Dear Colleagues:

Welcome to the November issue of Psychiatry 2010. We start this issue with Trend Watch. In this month’s installment, the authors explore trends in prescribing habits of physicians for atypical antipsychotics to treat dementia following the United States Food and Drug Administration advisory safety warning issued in April 2005. An expert commentary on the data is provided by Ipsit V. Vahia, MD, and Dilip V. Jeste, MD—both from the University of California, San Diego.

Next, in this month’s installment of The Interface, Sansone and Sansone explore the literature regarding the impact the feeling of gratitude has on an individual’s overall sense of well being. The authors review and discuss the literature regarding this connection as well as review methods of assessment and therapeutic enhancement of gratitude.

Following this, Macfadden et al test the hypothesis that long-term maintenance with injectable risperidone long-acting therapy is superior to oral daily aripiprazole in stable patients with schizophrenia in a two-year, rater-blinded, open-label, multicenter study. While the results of this study failed to demonstrate superiority with injectable risperidone long-acting therapy versus oral aripiprazole, the study design problems encountered by the investigators and their discussion of these problems in the article make this an important publication and should be carefully considered by other researchers when designing future comparative studies of long-acting and oral treatments.

Next, I call your attention to an invitation to our readers to participate in a Scientific Forum on the DSM-V. Aboraya kicks off the forum by summarizing the phases of psychiatric classification from the turn of the 20th century until today. We invite readers to submit comments, recommendations, and articles regarding DSM-V to Psychiatry 2010 and DSM-V Task Force. Please see Aboraya’s commentary for instructions on participating.

Following this, Sanders and Gillig review the basic brain mechanisms of voluntary motor activity, the most useful pyramidal tract or upper motor neuron signs, and their relevance to specific patient groups of interest to psychiatrists in this month’s Psychiatry and Neurology article.

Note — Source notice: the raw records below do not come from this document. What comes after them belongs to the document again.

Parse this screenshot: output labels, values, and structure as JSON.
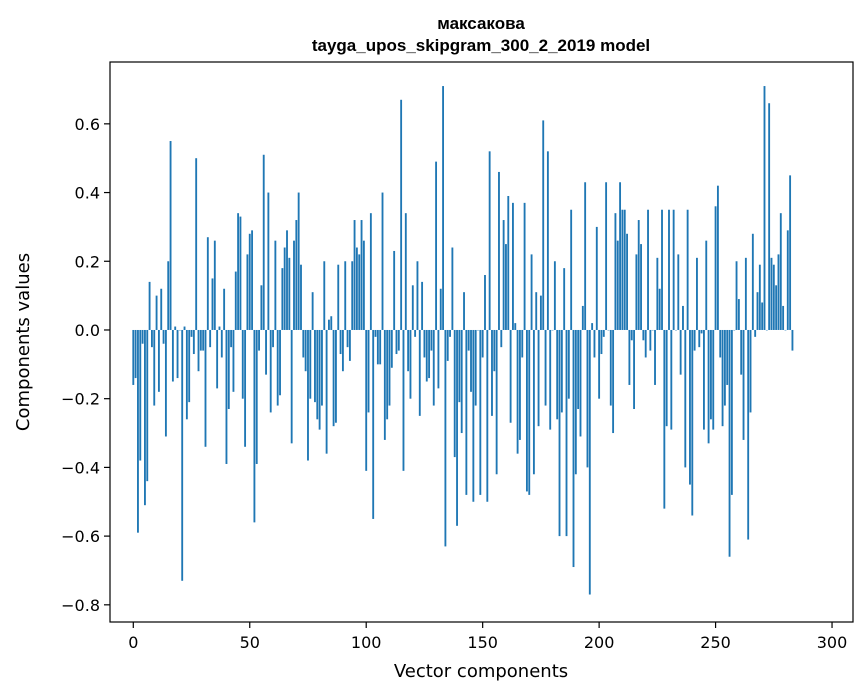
{
  "chart_data": {
    "type": "bar",
    "title_line1": "максакова",
    "title_line2": "tayga_upos_skipgram_300_2_2019 model",
    "xlabel": "Vector components",
    "ylabel": "Components values",
    "xlim": [
      -10,
      309
    ],
    "ylim": [
      -0.85,
      0.78
    ],
    "xticks": [
      0,
      50,
      100,
      150,
      200,
      250,
      300
    ],
    "xtick_labels": [
      "0",
      "50",
      "100",
      "150",
      "200",
      "250",
      "300"
    ],
    "yticks": [
      -0.8,
      -0.6,
      -0.4,
      -0.2,
      0.0,
      0.2,
      0.4,
      0.6
    ],
    "ytick_labels": [
      "−0.8",
      "−0.6",
      "−0.4",
      "−0.2",
      "0.0",
      "0.2",
      "0.4",
      "0.6"
    ],
    "bar_color": "#1f77b4",
    "values": [
      -0.16,
      -0.14,
      -0.59,
      -0.38,
      -0.04,
      -0.51,
      -0.44,
      0.14,
      -0.05,
      -0.22,
      0.1,
      -0.18,
      0.12,
      -0.04,
      -0.31,
      0.2,
      0.55,
      -0.15,
      0.01,
      -0.14,
      0.0,
      -0.73,
      0.01,
      -0.26,
      -0.21,
      -0.02,
      -0.07,
      0.5,
      -0.12,
      -0.06,
      -0.06,
      -0.34,
      0.27,
      -0.05,
      0.15,
      0.26,
      -0.17,
      0.01,
      -0.08,
      0.12,
      -0.39,
      -0.23,
      -0.05,
      -0.18,
      0.17,
      0.34,
      0.33,
      -0.2,
      -0.34,
      0.22,
      0.28,
      0.29,
      -0.56,
      -0.39,
      -0.06,
      0.13,
      0.51,
      -0.13,
      0.4,
      -0.24,
      -0.05,
      0.26,
      -0.22,
      -0.19,
      0.18,
      0.24,
      0.29,
      0.21,
      -0.33,
      0.26,
      0.32,
      0.4,
      0.19,
      -0.08,
      -0.12,
      -0.38,
      -0.2,
      0.11,
      -0.21,
      -0.26,
      -0.29,
      -0.22,
      0.2,
      -0.36,
      0.03,
      0.04,
      -0.28,
      -0.27,
      0.19,
      -0.07,
      -0.12,
      0.2,
      -0.05,
      -0.09,
      0.2,
      0.32,
      0.24,
      0.22,
      0.32,
      0.26,
      -0.41,
      -0.24,
      0.34,
      -0.55,
      -0.02,
      -0.1,
      -0.1,
      0.4,
      -0.32,
      -0.26,
      -0.22,
      -0.11,
      0.23,
      -0.07,
      -0.06,
      0.67,
      -0.41,
      0.34,
      -0.12,
      -0.2,
      0.13,
      -0.02,
      0.2,
      -0.25,
      0.14,
      -0.08,
      -0.15,
      -0.14,
      -0.06,
      -0.22,
      0.49,
      -0.17,
      0.12,
      0.71,
      -0.63,
      -0.09,
      -0.02,
      0.24,
      -0.37,
      -0.57,
      -0.21,
      -0.3,
      0.11,
      -0.48,
      -0.06,
      -0.18,
      -0.5,
      -0.22,
      0.0,
      -0.48,
      -0.08,
      0.16,
      -0.5,
      0.52,
      -0.25,
      -0.12,
      -0.42,
      0.46,
      -0.05,
      0.32,
      0.25,
      0.39,
      -0.27,
      0.37,
      0.02,
      -0.36,
      -0.32,
      -0.08,
      0.37,
      -0.47,
      -0.48,
      0.22,
      -0.42,
      0.11,
      -0.28,
      0.1,
      0.61,
      -0.22,
      0.52,
      -0.29,
      0.0,
      0.2,
      -0.26,
      -0.6,
      -0.24,
      0.18,
      -0.6,
      -0.2,
      0.35,
      -0.69,
      -0.42,
      -0.23,
      -0.31,
      0.07,
      0.43,
      -0.4,
      -0.77,
      0.02,
      -0.08,
      0.3,
      -0.2,
      -0.07,
      -0.02,
      0.43,
      0.0,
      -0.22,
      -0.3,
      0.34,
      0.26,
      0.43,
      0.35,
      0.35,
      0.28,
      -0.16,
      -0.03,
      -0.23,
      0.22,
      0.32,
      0.25,
      -0.03,
      -0.08,
      0.35,
      -0.06,
      0.0,
      -0.16,
      0.21,
      0.12,
      0.35,
      -0.52,
      -0.28,
      0.35,
      -0.29,
      0.35,
      0.0,
      0.22,
      -0.13,
      0.07,
      -0.4,
      0.35,
      -0.45,
      -0.54,
      -0.06,
      0.21,
      -0.05,
      -0.01,
      -0.29,
      0.26,
      -0.33,
      -0.26,
      -0.29,
      0.36,
      0.42,
      -0.08,
      -0.28,
      -0.22,
      -0.16,
      -0.66,
      -0.48,
      0.0,
      0.2,
      0.09,
      -0.13,
      -0.32,
      0.21,
      -0.61,
      -0.24,
      0.28,
      -0.02,
      0.11,
      0.19,
      0.08,
      0.71,
      0.0,
      0.66,
      0.21,
      0.19,
      0.13,
      0.22,
      0.34,
      0.07,
      0.0,
      0.29,
      0.45,
      -0.06
    ]
  }
}
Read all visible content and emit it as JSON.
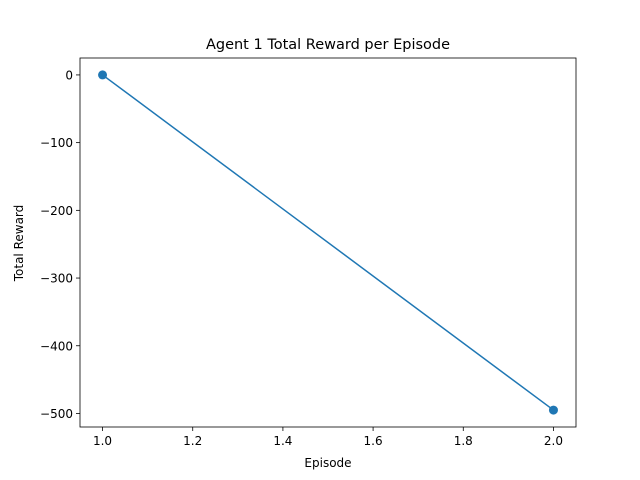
{
  "chart_data": {
    "type": "line",
    "title": "Agent 1 Total Reward per Episode",
    "xlabel": "Episode",
    "ylabel": "Total Reward",
    "x": [
      1.0,
      2.0
    ],
    "series": [
      {
        "values": [
          0,
          -495
        ],
        "color": "#1f77b4",
        "marker": "circle"
      }
    ],
    "xlim": [
      0.95,
      2.05
    ],
    "ylim": [
      -520,
      25
    ],
    "xticks": [
      1.0,
      1.2,
      1.4,
      1.6,
      1.8,
      2.0
    ],
    "xtick_labels": [
      "1.0",
      "1.2",
      "1.4",
      "1.6",
      "1.8",
      "2.0"
    ],
    "yticks": [
      0,
      -100,
      -200,
      -300,
      -400,
      -500
    ],
    "ytick_labels": [
      "0",
      "−100",
      "−200",
      "−300",
      "−400",
      "−500"
    ],
    "grid": false,
    "legend": false
  }
}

Next, Kate et al present two cases of treatment-resistant depression in patients who were vegetarians that improved with recognition and correction of the underlying medical etiology of vitamin B12 deficiency.

We wrap up this issue with two interesting columns. First, Ms. Neal provides her insight on how to manage the ethical dilemma of whether or not to report a patient to the Department of Motor Vehicles when the patient’s ability to drive safely is under question. And finally, Dr. Meymandi provides us with some food for thought regarding human nature and poses the question, “Humanity, what will you choose—ominous impotence or omnipotence?”